Saturday, December 02, 2006

New Attending

My new attending for the month started off well. Tall, soft-spoken, I'll call him Dr. C for "Castilian"--I think he may be Spanish. He didn't place a lot of demands on the students at our meeting--he even said we could choose to write H&P's. We're finally allowed to do long and short call--every other call, I get to go home in the afternoon. He made an arrangement with the residents to come to the hospital at 5 pm on call days, to round on the earliest-arriving newly admitted patients. It all sounded well and good. He's new to our school and this hospital, but has worked in our hospital district before.

Today, we were post-call. I woke up at 0430 so I could get to work by 0530 to round at 0630. At 0445, the other student paged me to say that the attending had changed his mind--we wouldn't round until 0730, and the other half of the team would go first. I got a wee bit more sleep, finished my H&P (I only had one new patient), and got to the hospital by 0700. Between vitals, seeing patients, and writing my note, I was ready to go by about 0800.

The rot set in by 0930 when we still hadn't begun to round--Dr. C was still with the other half of the team. We finally began around 1000. For some reason, Dr. C insisted on seeing the patients he'd already seen the evening before, as if he'd never seen them before. What, then, was the point of him spending so much time there the evening before? He also started ordering multiple tests on patients that were maybe not so necessary (like a D-dimer on a patient with chronic chest pain, most likely related to GERD). One of my patients had a cough and a fever, with sputum production and some hemoptysis. His CXR showed an upper lobe process. My diagnosis? Pneumonia. My attending, for some reason, started worrying about fungus balls, and ordered a stat CT of the chest.

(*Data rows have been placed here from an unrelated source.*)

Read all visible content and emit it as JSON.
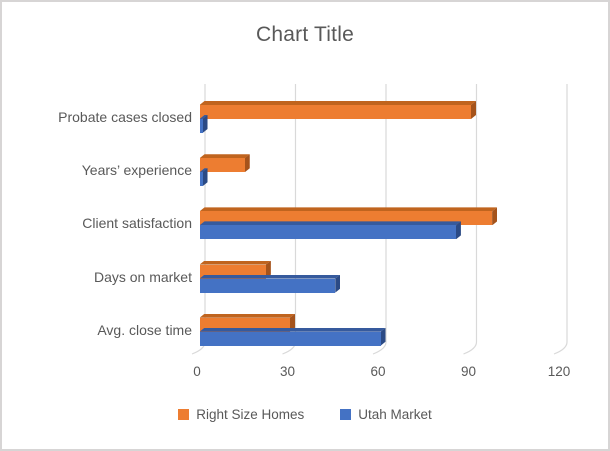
{
  "chart_data": {
    "type": "bar",
    "orientation": "horizontal",
    "style": "3d-clustered",
    "title": "Chart Title",
    "categories": [
      "Probate cases closed",
      "Years’ experience",
      "Client satisfaction",
      "Days on market",
      "Avg. close time"
    ],
    "series": [
      {
        "name": "Right Size Homes",
        "color": "#ED7D31",
        "color_top": "#C0641E",
        "color_side": "#A5531B",
        "values": [
          90,
          15,
          97,
          22,
          30
        ]
      },
      {
        "name": "Utah Market",
        "color": "#4472C4",
        "color_top": "#365A9D",
        "color_side": "#2B4A85",
        "values": [
          1,
          1,
          85,
          45,
          60
        ]
      }
    ],
    "x_ticks": [
      "0",
      "30",
      "60",
      "90",
      "120"
    ],
    "x_tick_values": [
      0,
      30,
      60,
      90,
      120
    ],
    "xlim": [
      0,
      120
    ],
    "gridlines": true,
    "legend_position": "bottom",
    "colors": {
      "gridline": "#D9D9D9",
      "axis_text": "#595959",
      "title_text": "#595959",
      "chart_border": "#D7D5D5",
      "background": "#FFFFFF"
    }
  }
}
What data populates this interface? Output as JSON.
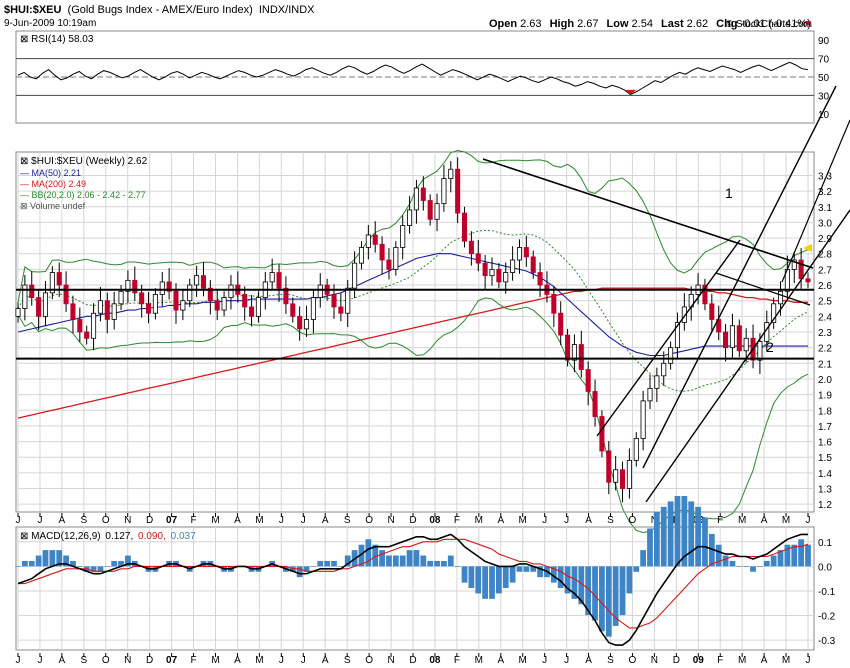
{
  "header": {
    "symbol": "$HUI:$XEU",
    "description": "(Gold Bugs Index - AMEX/Euro Index)",
    "exchange": "INDX/INDX",
    "date": "9-Jun-2009 10:19am",
    "copyright": "© StockCharts.com",
    "open_label": "Open",
    "open": "2.63",
    "high_label": "High",
    "high": "2.67",
    "low_label": "Low",
    "low": "2.54",
    "last_label": "Last",
    "last": "2.62",
    "chg_label": "Chg",
    "chg": "-0.01 (-0.41%)"
  },
  "rsi_legend": "RSI(14) 58.03",
  "price_legend": {
    "main": "$HUI:$XEU (Weekly) 2.62",
    "ma50": "MA(50) 2.21",
    "ma200": "MA(200) 2.49",
    "bb": "BB(20,2.0) 2.06 - 2.42 - 2.77",
    "volume": "Volume undef"
  },
  "macd_legend": {
    "label": "MACD(12,26,9)",
    "macd": "0.127,",
    "signal": "0.090,",
    "hist": "0.037"
  },
  "annotations": [
    "1",
    "2"
  ],
  "colors": {
    "up": "#ffffff",
    "down": "#c0002a",
    "ma50": "#1c1ca0",
    "ma200": "#d81818",
    "bb": "#2c8a2c",
    "macd": "#000000",
    "signal": "#d81818",
    "hist": "#3d85c6",
    "rsi_overbought_fill": "#d81818"
  },
  "chart_data": [
    {
      "type": "line",
      "panel": "rsi",
      "title": "RSI(14) 58.03",
      "ylim": [
        0,
        100
      ],
      "yticks": [
        10,
        30,
        50,
        70,
        90
      ],
      "levels": [
        30,
        70
      ],
      "y": [
        52,
        55,
        50,
        48,
        54,
        58,
        52,
        47,
        49,
        53,
        56,
        51,
        48,
        53,
        57,
        55,
        52,
        49,
        51,
        55,
        58,
        54,
        50,
        47,
        50,
        54,
        56,
        53,
        49,
        52,
        55,
        53,
        50,
        48,
        51,
        54,
        57,
        55,
        52,
        50,
        52,
        55,
        58,
        56,
        53,
        51,
        54,
        58,
        60,
        57,
        54,
        52,
        55,
        59,
        62,
        60,
        56,
        53,
        56,
        60,
        63,
        61,
        57,
        54,
        57,
        61,
        64,
        60,
        56,
        52,
        55,
        58,
        56,
        53,
        50,
        47,
        50,
        53,
        51,
        48,
        45,
        48,
        51,
        49,
        46,
        44,
        47,
        50,
        48,
        45,
        43,
        40,
        42,
        45,
        43,
        40,
        38,
        41,
        39,
        36,
        31,
        34,
        38,
        42,
        46,
        44,
        48,
        52,
        55,
        53,
        57,
        60,
        58,
        56,
        59,
        62,
        60,
        58,
        55,
        58,
        61,
        63,
        60,
        57,
        60,
        63,
        66,
        63,
        59,
        58
      ]
    },
    {
      "type": "candlestick",
      "panel": "price",
      "title": "$HUI:$XEU (Weekly) 2.62",
      "ylim": [
        1.15,
        3.45
      ],
      "yticks": [
        1.2,
        1.3,
        1.4,
        1.5,
        1.6,
        1.7,
        1.8,
        1.9,
        2.0,
        2.1,
        2.2,
        2.3,
        2.4,
        2.5,
        2.6,
        2.7,
        2.8,
        2.9,
        3.0,
        3.1,
        3.2,
        3.3
      ],
      "close": [
        2.45,
        2.6,
        2.52,
        2.4,
        2.55,
        2.68,
        2.6,
        2.48,
        2.38,
        2.3,
        2.26,
        2.42,
        2.5,
        2.38,
        2.48,
        2.56,
        2.63,
        2.55,
        2.48,
        2.42,
        2.54,
        2.62,
        2.56,
        2.44,
        2.5,
        2.6,
        2.66,
        2.58,
        2.5,
        2.44,
        2.52,
        2.6,
        2.54,
        2.46,
        2.4,
        2.52,
        2.62,
        2.68,
        2.58,
        2.48,
        2.4,
        2.32,
        2.38,
        2.52,
        2.6,
        2.54,
        2.46,
        2.42,
        2.58,
        2.74,
        2.84,
        2.92,
        2.86,
        2.76,
        2.7,
        2.84,
        2.98,
        3.08,
        3.22,
        3.14,
        3.02,
        3.12,
        3.28,
        3.34,
        3.06,
        2.88,
        2.8,
        2.74,
        2.66,
        2.7,
        2.62,
        2.68,
        2.76,
        2.84,
        2.78,
        2.68,
        2.6,
        2.54,
        2.42,
        2.28,
        2.12,
        2.22,
        2.06,
        1.92,
        1.76,
        1.54,
        1.34,
        1.42,
        1.3,
        1.48,
        1.62,
        1.86,
        1.94,
        2.02,
        2.1,
        2.2,
        2.36,
        2.46,
        2.54,
        2.6,
        2.48,
        2.38,
        2.3,
        2.2,
        2.34,
        2.18,
        2.26,
        2.12,
        2.24,
        2.36,
        2.48,
        2.56,
        2.7,
        2.76,
        2.64,
        2.62
      ],
      "ma50": [
        2.3,
        2.31,
        2.32,
        2.33,
        2.34,
        2.35,
        2.36,
        2.37,
        2.38,
        2.39,
        2.4,
        2.4,
        2.41,
        2.42,
        2.42,
        2.43,
        2.44,
        2.44,
        2.45,
        2.45,
        2.46,
        2.46,
        2.47,
        2.47,
        2.48,
        2.48,
        2.48,
        2.49,
        2.49,
        2.49,
        2.5,
        2.5,
        2.5,
        2.5,
        2.51,
        2.51,
        2.51,
        2.51,
        2.51,
        2.51,
        2.51,
        2.51,
        2.51,
        2.52,
        2.52,
        2.53,
        2.54,
        2.55,
        2.57,
        2.59,
        2.61,
        2.63,
        2.65,
        2.67,
        2.69,
        2.71,
        2.73,
        2.75,
        2.77,
        2.78,
        2.79,
        2.8,
        2.8,
        2.8,
        2.79,
        2.78,
        2.77,
        2.76,
        2.75,
        2.74,
        2.73,
        2.72,
        2.71,
        2.7,
        2.69,
        2.67,
        2.65,
        2.62,
        2.59,
        2.55,
        2.51,
        2.47,
        2.43,
        2.39,
        2.35,
        2.31,
        2.27,
        2.24,
        2.21,
        2.19,
        2.17,
        2.16,
        2.15,
        2.15,
        2.15,
        2.16,
        2.17,
        2.18,
        2.19,
        2.2,
        2.21,
        2.21,
        2.21,
        2.21,
        2.21,
        2.21,
        2.21,
        2.21,
        2.21,
        2.21,
        2.21,
        2.21,
        2.21,
        2.21,
        2.21,
        2.21
      ],
      "ma200": [
        1.75,
        1.76,
        1.77,
        1.78,
        1.79,
        1.8,
        1.81,
        1.82,
        1.83,
        1.84,
        1.85,
        1.86,
        1.87,
        1.88,
        1.89,
        1.9,
        1.91,
        1.92,
        1.93,
        1.94,
        1.95,
        1.96,
        1.97,
        1.98,
        1.99,
        2.0,
        2.01,
        2.02,
        2.03,
        2.04,
        2.05,
        2.06,
        2.07,
        2.08,
        2.09,
        2.1,
        2.11,
        2.12,
        2.13,
        2.14,
        2.15,
        2.16,
        2.17,
        2.18,
        2.19,
        2.2,
        2.21,
        2.22,
        2.23,
        2.24,
        2.25,
        2.26,
        2.27,
        2.28,
        2.29,
        2.3,
        2.31,
        2.32,
        2.33,
        2.34,
        2.35,
        2.36,
        2.37,
        2.38,
        2.39,
        2.4,
        2.41,
        2.42,
        2.43,
        2.44,
        2.45,
        2.46,
        2.47,
        2.48,
        2.49,
        2.5,
        2.51,
        2.52,
        2.53,
        2.54,
        2.55,
        2.56,
        2.56,
        2.57,
        2.57,
        2.58,
        2.58,
        2.58,
        2.58,
        2.58,
        2.58,
        2.58,
        2.58,
        2.58,
        2.58,
        2.58,
        2.58,
        2.58,
        2.57,
        2.57,
        2.56,
        2.56,
        2.55,
        2.55,
        2.54,
        2.53,
        2.52,
        2.52,
        2.51,
        2.51,
        2.5,
        2.5,
        2.5,
        2.49,
        2.49,
        2.49
      ],
      "horizontal_lines": [
        2.57,
        2.13
      ],
      "x_labels": [
        "J",
        "J",
        "A",
        "S",
        "O",
        "N",
        "D",
        "07",
        "F",
        "M",
        "A",
        "M",
        "J",
        "J",
        "A",
        "S",
        "O",
        "N",
        "D",
        "08",
        "F",
        "M",
        "A",
        "M",
        "J",
        "J",
        "A",
        "S",
        "O",
        "N",
        "D",
        "09",
        "F",
        "M",
        "A",
        "M",
        "J"
      ],
      "annotations": [
        "1",
        "2"
      ]
    },
    {
      "type": "line",
      "panel": "macd",
      "title": "MACD(12,26,9) 0.127, 0.090, 0.037",
      "ylim": [
        -0.34,
        0.16
      ],
      "yticks": [
        -0.3,
        -0.2,
        -0.1,
        0.0,
        0.1
      ],
      "series": [
        {
          "name": "MACD(12,26,9)",
          "values": [
            -0.07,
            -0.06,
            -0.05,
            -0.03,
            -0.01,
            0.0,
            0.01,
            0.01,
            0.0,
            -0.01,
            -0.02,
            -0.03,
            -0.03,
            -0.02,
            -0.01,
            0.0,
            0.01,
            0.01,
            0.0,
            -0.01,
            -0.01,
            0.0,
            0.01,
            0.01,
            0.0,
            -0.01,
            0.0,
            0.01,
            0.01,
            0.0,
            -0.01,
            -0.01,
            0.0,
            0.0,
            -0.01,
            -0.01,
            0.0,
            0.01,
            0.0,
            -0.01,
            -0.02,
            -0.03,
            -0.03,
            -0.02,
            -0.01,
            -0.01,
            -0.01,
            -0.01,
            0.01,
            0.03,
            0.05,
            0.07,
            0.08,
            0.08,
            0.08,
            0.09,
            0.1,
            0.11,
            0.12,
            0.12,
            0.11,
            0.11,
            0.12,
            0.13,
            0.11,
            0.08,
            0.06,
            0.04,
            0.02,
            0.01,
            0.0,
            0.0,
            0.0,
            0.01,
            0.01,
            0.0,
            -0.01,
            -0.02,
            -0.04,
            -0.06,
            -0.09,
            -0.11,
            -0.14,
            -0.18,
            -0.22,
            -0.27,
            -0.31,
            -0.32,
            -0.32,
            -0.3,
            -0.26,
            -0.21,
            -0.16,
            -0.11,
            -0.07,
            -0.03,
            0.01,
            0.04,
            0.06,
            0.08,
            0.08,
            0.07,
            0.06,
            0.05,
            0.05,
            0.04,
            0.04,
            0.03,
            0.04,
            0.05,
            0.07,
            0.09,
            0.11,
            0.12,
            0.13,
            0.13
          ]
        },
        {
          "name": "signal",
          "values": [
            -0.07,
            -0.07,
            -0.06,
            -0.05,
            -0.04,
            -0.03,
            -0.02,
            -0.01,
            -0.01,
            -0.01,
            -0.01,
            -0.02,
            -0.02,
            -0.02,
            -0.02,
            -0.01,
            -0.01,
            0.0,
            0.0,
            0.0,
            0.0,
            0.0,
            0.0,
            0.0,
            0.0,
            0.0,
            0.0,
            0.0,
            0.0,
            0.0,
            0.0,
            0.0,
            0.0,
            0.0,
            0.0,
            0.0,
            0.0,
            0.0,
            0.0,
            0.0,
            -0.01,
            -0.01,
            -0.02,
            -0.02,
            -0.02,
            -0.02,
            -0.02,
            -0.01,
            -0.01,
            0.0,
            0.01,
            0.02,
            0.04,
            0.05,
            0.06,
            0.07,
            0.08,
            0.08,
            0.09,
            0.1,
            0.1,
            0.1,
            0.11,
            0.11,
            0.11,
            0.11,
            0.1,
            0.09,
            0.08,
            0.07,
            0.05,
            0.04,
            0.03,
            0.02,
            0.02,
            0.01,
            0.01,
            0.0,
            -0.01,
            -0.02,
            -0.04,
            -0.05,
            -0.07,
            -0.09,
            -0.12,
            -0.15,
            -0.18,
            -0.21,
            -0.23,
            -0.25,
            -0.25,
            -0.24,
            -0.23,
            -0.21,
            -0.18,
            -0.15,
            -0.12,
            -0.09,
            -0.06,
            -0.03,
            -0.01,
            0.01,
            0.02,
            0.03,
            0.04,
            0.04,
            0.04,
            0.04,
            0.04,
            0.04,
            0.05,
            0.06,
            0.07,
            0.08,
            0.08,
            0.09
          ]
        }
      ],
      "x_labels": [
        "J",
        "J",
        "A",
        "S",
        "O",
        "N",
        "D",
        "07",
        "F",
        "M",
        "A",
        "M",
        "J",
        "J",
        "A",
        "S",
        "O",
        "N",
        "D",
        "08",
        "F",
        "M",
        "A",
        "M",
        "J",
        "J",
        "A",
        "S",
        "O",
        "N",
        "D",
        "09",
        "F",
        "M",
        "A",
        "M",
        "J"
      ]
    }
  ]
}
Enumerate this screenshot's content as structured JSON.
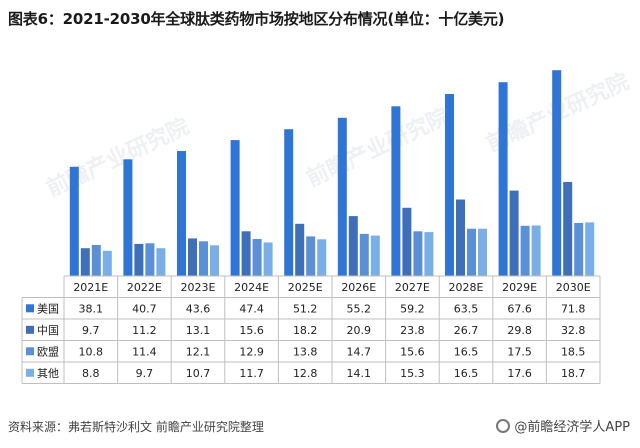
{
  "title": "图表6：2021-2030年全球肽类药物市场按地区分布情况(单位：十亿美元)",
  "source": "资料来源：弗若斯特沙利文 前瞻产业研究院整理",
  "brand": "@前瞻经济学人APP",
  "watermark": "前瞻产业研究院",
  "colors": {
    "series": [
      "#2e75d6",
      "#3f6fb8",
      "#5b8fd6",
      "#7aaee6"
    ],
    "grid": "#bfbfbf",
    "table_text": "#222222"
  },
  "chart_data": {
    "type": "bar",
    "categories": [
      "2021E",
      "2022E",
      "2023E",
      "2024E",
      "2025E",
      "2026E",
      "2027E",
      "2028E",
      "2029E",
      "2030E"
    ],
    "series": [
      {
        "name": "美国",
        "values": [
          38.1,
          40.7,
          43.6,
          47.4,
          51.2,
          55.2,
          59.2,
          63.5,
          67.6,
          71.8
        ]
      },
      {
        "name": "中国",
        "values": [
          9.7,
          11.2,
          13.1,
          15.6,
          18.2,
          20.9,
          23.8,
          26.7,
          29.8,
          32.8
        ]
      },
      {
        "name": "欧盟",
        "values": [
          10.8,
          11.4,
          12.1,
          12.9,
          13.8,
          14.7,
          15.6,
          16.5,
          17.5,
          18.5
        ]
      },
      {
        "name": "其他",
        "values": [
          8.8,
          9.7,
          10.7,
          11.7,
          12.8,
          14.1,
          15.3,
          16.5,
          17.6,
          18.7
        ]
      }
    ],
    "ylim": [
      0,
      75
    ],
    "legend": "table-left"
  }
}
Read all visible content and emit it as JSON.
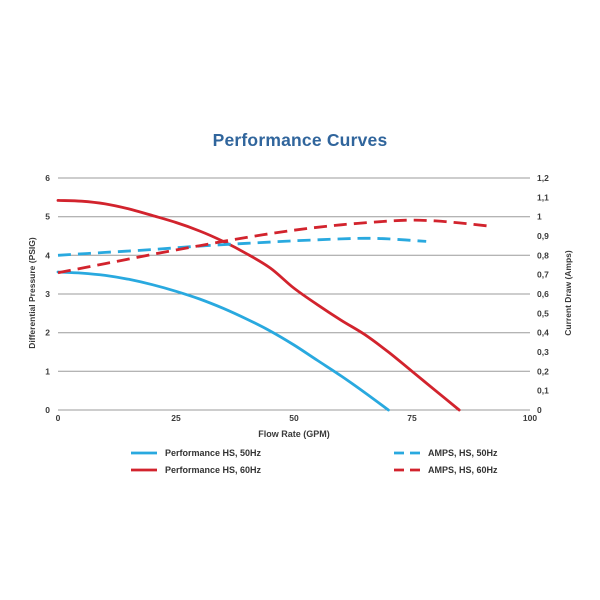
{
  "page": {
    "title": "Performance Curves",
    "title_color": "#30659c",
    "background": "#ffffff"
  },
  "colors": {
    "cyan": "#29a9df",
    "red": "#d2232d",
    "grid": "#9b9b9b",
    "text": "#3a3a3a"
  },
  "chart_data": {
    "type": "line",
    "title": "Performance Curves",
    "xlabel": "Flow Rate (GPM)",
    "ylabel_left": "Differential Pressure (PSIG)",
    "ylabel_right": "Current Draw (Amps)",
    "xlim": [
      0,
      100
    ],
    "ylim_left": [
      0,
      6
    ],
    "ylim_right": [
      0,
      1.2
    ],
    "x_ticks": [
      "0",
      "25",
      "50",
      "75",
      "100"
    ],
    "x_tick_values": [
      0,
      25,
      50,
      75,
      100
    ],
    "y_left_ticks": [
      "0",
      "1",
      "2",
      "3",
      "4",
      "5",
      "6"
    ],
    "y_left_tick_values": [
      0,
      1,
      2,
      3,
      4,
      5,
      6
    ],
    "y_right_ticks": [
      "0",
      "0,1",
      "0,2",
      "0,3",
      "0,4",
      "0,5",
      "0,6",
      "0,7",
      "0,8",
      "0,9",
      "1",
      "1,1",
      "1,2"
    ],
    "y_right_tick_values": [
      0,
      0.1,
      0.2,
      0.3,
      0.4,
      0.5,
      0.6,
      0.7,
      0.8,
      0.9,
      1.0,
      1.1,
      1.2
    ],
    "grid": "horizontal",
    "legend_position": "bottom",
    "series": [
      {
        "name": "Performance HS, 50Hz",
        "axis": "left",
        "style": "solid",
        "color": "#29a9df",
        "x": [
          0,
          5,
          10,
          15,
          20,
          25,
          30,
          35,
          40,
          45,
          50,
          55,
          60,
          65,
          70
        ],
        "y": [
          3.57,
          3.54,
          3.48,
          3.38,
          3.24,
          3.07,
          2.87,
          2.63,
          2.35,
          2.04,
          1.68,
          1.28,
          0.88,
          0.45,
          0
        ]
      },
      {
        "name": "Performance HS, 60Hz",
        "axis": "left",
        "style": "solid",
        "color": "#d2232d",
        "x": [
          0,
          5,
          10,
          15,
          20,
          25,
          30,
          35,
          40,
          45,
          50,
          55,
          60,
          65,
          70,
          75,
          80,
          85
        ],
        "y": [
          5.42,
          5.4,
          5.33,
          5.2,
          5.03,
          4.85,
          4.63,
          4.36,
          4.04,
          3.67,
          3.15,
          2.72,
          2.32,
          1.95,
          1.5,
          1.0,
          0.5,
          0
        ]
      },
      {
        "name": "AMPS, HS, 50Hz",
        "axis": "right",
        "style": "dashed",
        "color": "#29a9df",
        "x": [
          0,
          10,
          20,
          30,
          40,
          50,
          60,
          65,
          70,
          78
        ],
        "y": [
          0.8,
          0.815,
          0.83,
          0.848,
          0.862,
          0.875,
          0.885,
          0.888,
          0.885,
          0.872
        ]
      },
      {
        "name": "AMPS, HS, 60Hz",
        "axis": "right",
        "style": "dashed",
        "color": "#d2232d",
        "x": [
          0,
          10,
          20,
          30,
          40,
          50,
          60,
          70,
          75,
          80,
          85,
          91
        ],
        "y": [
          0.71,
          0.757,
          0.805,
          0.85,
          0.893,
          0.93,
          0.958,
          0.977,
          0.982,
          0.978,
          0.968,
          0.952
        ]
      }
    ]
  },
  "legend": {
    "items": [
      {
        "label": "Performance HS, 50Hz"
      },
      {
        "label": "Performance HS, 60Hz"
      },
      {
        "label": "AMPS, HS, 50Hz"
      },
      {
        "label": "AMPS, HS, 60Hz"
      }
    ]
  }
}
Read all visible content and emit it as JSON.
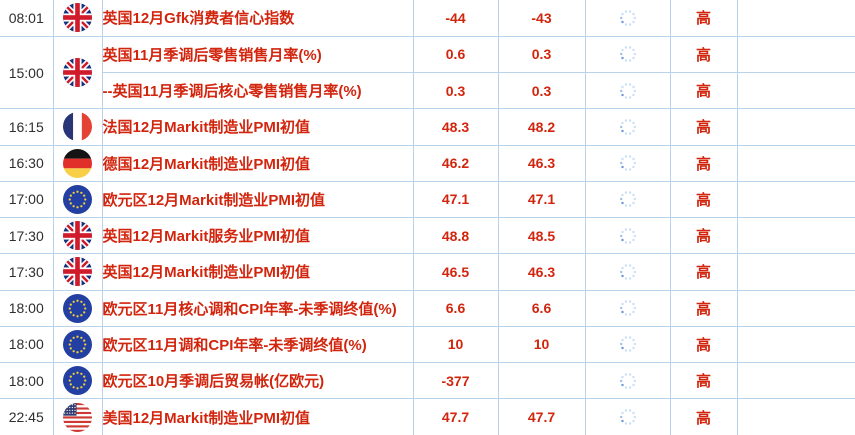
{
  "colors": {
    "accent_red": "#d2250e",
    "border_blue": "#b9d2ec",
    "time_text": "#2e2e2e",
    "spinner_light": "#cde0f6",
    "spinner_mid": "#a3c0ea",
    "spinner_dark": "#6f9bd8",
    "uk_navy": "#16307a",
    "uk_red": "#cf1b2b",
    "fr_blue": "#283577",
    "fr_red": "#e34234",
    "de_black": "#141414",
    "de_red": "#e1302a",
    "de_gold": "#f8cf46",
    "eu_blue": "#243fa2",
    "eu_star_gold": "#f7d137",
    "us_red": "#cc3a33",
    "us_canton_blue": "#323b70"
  },
  "icons": {
    "spinner": "loading-spinner-icon",
    "flags": {
      "uk": "uk-flag-icon",
      "fr": "france-flag-icon",
      "de": "germany-flag-icon",
      "eu": "eu-flag-icon",
      "us": "us-flag-icon"
    }
  },
  "table": {
    "rows": [
      {
        "time": "08:01",
        "time_rowspan": 1,
        "country": "uk",
        "event": "英国12月Gfk消费者信心指数",
        "value1": "-44",
        "value2": "-43",
        "importance": "高"
      },
      {
        "time": "15:00",
        "time_rowspan": 2,
        "country": "uk",
        "event": "英国11月季调后零售销售月率(%)",
        "value1": "0.6",
        "value2": "0.3",
        "importance": "高"
      },
      {
        "time": null,
        "country": null,
        "event": "--英国11月季调后核心零售销售月率(%)",
        "value1": "0.3",
        "value2": "0.3",
        "importance": "高"
      },
      {
        "time": "16:15",
        "time_rowspan": 1,
        "country": "fr",
        "event": "法国12月Markit制造业PMI初值",
        "value1": "48.3",
        "value2": "48.2",
        "importance": "高"
      },
      {
        "time": "16:30",
        "time_rowspan": 1,
        "country": "de",
        "event": "德国12月Markit制造业PMI初值",
        "value1": "46.2",
        "value2": "46.3",
        "importance": "高"
      },
      {
        "time": "17:00",
        "time_rowspan": 1,
        "country": "eu",
        "event": "欧元区12月Markit制造业PMI初值",
        "value1": "47.1",
        "value2": "47.1",
        "importance": "高"
      },
      {
        "time": "17:30",
        "time_rowspan": 1,
        "country": "uk",
        "event": "英国12月Markit服务业PMI初值",
        "value1": "48.8",
        "value2": "48.5",
        "importance": "高"
      },
      {
        "time": "17:30",
        "time_rowspan": 1,
        "country": "uk",
        "event": "英国12月Markit制造业PMI初值",
        "value1": "46.5",
        "value2": "46.3",
        "importance": "高"
      },
      {
        "time": "18:00",
        "time_rowspan": 1,
        "country": "eu",
        "event": "欧元区11月核心调和CPI年率-未季调终值(%)",
        "value1": "6.6",
        "value2": "6.6",
        "importance": "高"
      },
      {
        "time": "18:00",
        "time_rowspan": 1,
        "country": "eu",
        "event": "欧元区11月调和CPI年率-未季调终值(%)",
        "value1": "10",
        "value2": "10",
        "importance": "高"
      },
      {
        "time": "18:00",
        "time_rowspan": 1,
        "country": "eu",
        "event": "欧元区10月季调后贸易帐(亿欧元)",
        "value1": "-377",
        "value2": "",
        "importance": "高"
      },
      {
        "time": "22:45",
        "time_rowspan": 1,
        "country": "us",
        "event": "美国12月Markit制造业PMI初值",
        "value1": "47.7",
        "value2": "47.7",
        "importance": "高"
      }
    ]
  }
}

What did the CT show? "Ground-glass opacity in the upper lobe"--the radiology resident told me "if he clinically has pneumonia, then he has pneumonia, honey". This CT gave us absolutely nothing that would help us. The patient wasn't severely ill, he's responded well to antibiotics overnight, he's not requiring oxygen--did we really need to start chasing zebras? I was finally dismissed by one of the interns at 1400 (well past the 30 hour rule for the rest of the team--at least I'd gotten some sleep).

I'll make the "I'm lazy" argument--I don't like chasing tons of labs. I'll make the "primum non nocere" argument--every test has risks to the patient; nothing is totally benign. I'll make the statistics argument--every test could be falsely positive or negative. My old attending, Dr. H, railed at us about "pre-test probability"--clinically, how likely is it that the test will be +/-, and then order those tests which will change your therapy. Now, I know why he harped on us about this.

Another thing. If a residency group is going to enforce the 80 hour week/30 hour shift rules, the attending should take care not to round for so long that 30 hours comes and goes while the team is still rounding. If you get there at 0600 on call, then you *should* be leaving by noon the next day. We should not be rounding until 1400. This is how residency programs get in trouble (when this stuff happens all the time--let's hope this was a one-time thing).

Damn, now I miss Dr. H. Sure, I was terrified of him, but he used rounds to direct patient therapy and to teach. Rounds today had no purpose; we did a lot of sitting while the attending wrote lengthy notes on each patient, then asked every patient if they had any breast masses and when their last breast exam was (even the men). I realize his specialty is heme/onc, but still. Another Dr. H-ism holding true: "Pick your specialty and you'll pick your disease."

Between the agonizing long rounds (until 1400 on a post-call day) and my new, disorganized, slow intern, it's going to be a pitiful 2 weeks.